Sinem'in cümlesini devam ettirdim.

" biz de oyuna dahil olacağız. "

" Bu arada herkes birbirine konumları atsın nereye gideceğimizi bilelim. "

Mine'nin çok ama çok mantıklı cümlesiyle birbirimize konumlarımızı attık.

Birileri bize oyun oynuyordu. Hem de bizim haberimiz olmadan. Bizi bir oyuna davet ettiler. Kabul edip etmeyeceğimizi sormadan. Biz oyuna dahil olduk. Şimdi ki oyunumuz ise aptal rolü. Oyunun kazananı belli değil ama biz kazanacağımıza inanıyoruz.

***

Sabah kalktığım da ilk kalkanın ben olduğunu anladım.

Bu güzeldi. Planlar beynimden çıkıp gün yüzüne doğuyordu.

Çalışma masamda duran sürahiyi alıp yere uzanmış Gamze'nin üstüne dökecektim. Ama bağırmaları için önlem almam lazım değil mi?

Çekmecelerden birinde bulduğum koli bandını alıp Gamze'nin azını kapattım.

Neyse ki hepimizin uykusu ağır.

Sürahiden suyu yavaş yavaş Gamze'nin yüzüne boşaltmaya başladım. Gözlerini açınca ise yarısını direkt boşalttım.

Gamze bant yüzünden çığlık atamasa da güzel ve kulak ağrıtıcı bir ses çıkardı.

Harikasın.

Gamze'ye sus işareti yapıp kızlara yöneldik.

Gamze çantasından bir ip çıkarttı. Onun çantasın da bunun ne işi var bilmiyorum.

Hepsini birbirine bağladık sonra ise Gamze atamadığı çığlığını şimdi daha yüksek bir sesle attı.

Kızlar bir anda ayağa fırladığı-ki ayağa kalkamadan yeri öptüler- anda Gamze ve ben kahkahaları koyverdik.

Bir anda odanın kapısı açılınca annemin geldiği gördüm.

Hay aksi. Annemin evde olduğunu unutmuştum.

Şirince gülümsedim ve annemi odadan yolladım.

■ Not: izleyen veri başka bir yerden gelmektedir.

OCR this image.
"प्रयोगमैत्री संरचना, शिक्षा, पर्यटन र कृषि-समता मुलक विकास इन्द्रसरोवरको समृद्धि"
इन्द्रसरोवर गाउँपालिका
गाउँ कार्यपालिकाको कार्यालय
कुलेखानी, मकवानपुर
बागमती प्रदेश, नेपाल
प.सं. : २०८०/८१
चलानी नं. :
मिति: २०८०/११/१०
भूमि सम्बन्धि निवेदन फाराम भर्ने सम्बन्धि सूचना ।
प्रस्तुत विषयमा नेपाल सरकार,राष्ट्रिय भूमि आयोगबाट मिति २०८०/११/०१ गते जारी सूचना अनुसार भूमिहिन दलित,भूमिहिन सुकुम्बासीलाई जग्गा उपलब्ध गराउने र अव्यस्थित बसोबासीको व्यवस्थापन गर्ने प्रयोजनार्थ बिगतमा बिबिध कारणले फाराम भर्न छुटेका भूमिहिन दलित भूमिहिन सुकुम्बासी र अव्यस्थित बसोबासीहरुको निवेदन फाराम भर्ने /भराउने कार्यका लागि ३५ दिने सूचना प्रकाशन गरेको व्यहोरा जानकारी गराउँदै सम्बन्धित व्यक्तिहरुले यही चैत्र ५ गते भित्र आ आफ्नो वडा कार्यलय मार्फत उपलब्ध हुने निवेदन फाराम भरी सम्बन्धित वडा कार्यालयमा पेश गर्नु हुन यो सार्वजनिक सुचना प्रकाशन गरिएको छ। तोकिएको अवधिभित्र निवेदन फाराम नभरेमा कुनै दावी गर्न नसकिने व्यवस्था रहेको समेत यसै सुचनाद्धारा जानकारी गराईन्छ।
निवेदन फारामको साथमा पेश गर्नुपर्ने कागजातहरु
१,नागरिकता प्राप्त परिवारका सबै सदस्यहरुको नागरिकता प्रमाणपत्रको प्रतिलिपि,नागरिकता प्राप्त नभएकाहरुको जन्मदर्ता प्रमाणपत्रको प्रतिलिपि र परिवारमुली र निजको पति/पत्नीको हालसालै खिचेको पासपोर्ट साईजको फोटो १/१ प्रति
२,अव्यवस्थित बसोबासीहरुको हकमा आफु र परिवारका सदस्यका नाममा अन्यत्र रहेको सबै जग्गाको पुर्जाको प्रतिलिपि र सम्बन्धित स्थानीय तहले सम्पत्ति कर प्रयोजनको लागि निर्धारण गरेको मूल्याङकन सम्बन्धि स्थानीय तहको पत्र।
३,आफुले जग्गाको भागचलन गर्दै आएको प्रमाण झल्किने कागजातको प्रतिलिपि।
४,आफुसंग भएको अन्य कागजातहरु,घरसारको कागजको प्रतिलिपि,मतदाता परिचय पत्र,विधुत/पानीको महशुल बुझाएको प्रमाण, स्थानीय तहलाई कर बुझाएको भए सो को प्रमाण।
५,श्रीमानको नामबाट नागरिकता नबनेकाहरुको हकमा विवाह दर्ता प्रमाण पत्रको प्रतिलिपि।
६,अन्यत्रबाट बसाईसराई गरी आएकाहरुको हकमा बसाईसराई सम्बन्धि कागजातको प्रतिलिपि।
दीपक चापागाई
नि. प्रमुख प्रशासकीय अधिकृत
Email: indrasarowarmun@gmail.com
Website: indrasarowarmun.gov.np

Kızlar dün çıkarttıkları okul formalarını giyerken bende dolaptan çıkartıp giydim.

Saçlar tarandı yapıldı.

Duru açık bıraktı, Gamze yarısı açık yarısı at kuyruğu bağlama yaptı, Sinem açık bıraktı, Mine bol örgü yaptı ve ben ise at kuyruğu yapıp odadan çıktık.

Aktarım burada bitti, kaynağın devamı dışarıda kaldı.